En vez de tener las píldoras preparadas, me condujo a la habitación de exámenes y cerró la puerta.
— Señorita Viernes, ¿debo llamar a una enfermera? ¿O prefiere que la examine una doctora? Puedo llamar a la doctora García, pero no me gustaría despertarla; ha estado trabajando toda la noche.
— Jerry, ¿qué ocurre? — dije —. ¿Cuándo he dejado de ser Marj para usted? ¿Y por qué este remilgado protocolo? Simplemente deseo un puñado de esas píldoras contra el mareo.
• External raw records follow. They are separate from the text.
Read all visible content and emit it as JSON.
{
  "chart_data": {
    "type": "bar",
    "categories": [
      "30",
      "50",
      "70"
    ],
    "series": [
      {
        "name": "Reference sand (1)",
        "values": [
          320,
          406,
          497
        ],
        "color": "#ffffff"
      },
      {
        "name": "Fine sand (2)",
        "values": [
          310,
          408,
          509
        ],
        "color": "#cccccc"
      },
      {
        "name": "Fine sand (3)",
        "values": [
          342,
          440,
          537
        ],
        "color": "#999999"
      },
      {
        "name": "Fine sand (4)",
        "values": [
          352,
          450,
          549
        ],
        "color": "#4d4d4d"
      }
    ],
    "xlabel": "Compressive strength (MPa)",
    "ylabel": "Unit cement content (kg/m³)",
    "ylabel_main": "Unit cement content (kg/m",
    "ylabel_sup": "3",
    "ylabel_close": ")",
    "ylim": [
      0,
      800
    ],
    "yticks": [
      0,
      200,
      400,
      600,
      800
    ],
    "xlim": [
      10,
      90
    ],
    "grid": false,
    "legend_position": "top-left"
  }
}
Esas pequeñas y rosadas.
— Siéntese, por favor. Señorita Viernes… de acuerdo, Marj… no recetamos ese medicamento o sus derivados a mujeres jóvenes… para ser preciso, a mujeres en edad fértil… sin asegurarnos de que no están embarazadas. Podrían causar defectos en el feto.
— Oh. Tranquilícese, muchacho; no estoy embarazada.
— Eso es lo que vamos a comprobar. Marj. Si lo está… tenemos otra medicación que aliviará sus molestias.
¡Oh, bueno! El muchacho estaba simplemente preocupándose por mí.
— Mire, suponga que le digo, Muchacho Explorador honorífico, que ningún hombre se me ha llevado a la cama en mis últimos dos períodos. Aunque algunos lo han intentado.
Usted entre ellos.
— Naturalmente, ahora lo que tengo que decir yo es: «Tome este frasco y tráigame una muestra de orina, y luego yo tomaré una muestra de sangre y una muestra de saliva. He tratado antes con mujeres a las que nadie se ha llevado a la cama».
— Es usted un cínico, Jerry.
— Estoy intentando cuidar de usted, querida.
— Sé que lo está haciendo. De acuerdo, seguiré con las tonterías. Si el ratón chilla…
— Es un jerbo.
— Si el jerbo dice que sí, entonces puede usted notificar al Papa en el Exilio que por fin ha ocurrido, y yo compraré una botella de champán. Ha sido la explicación más tonta de mi vida.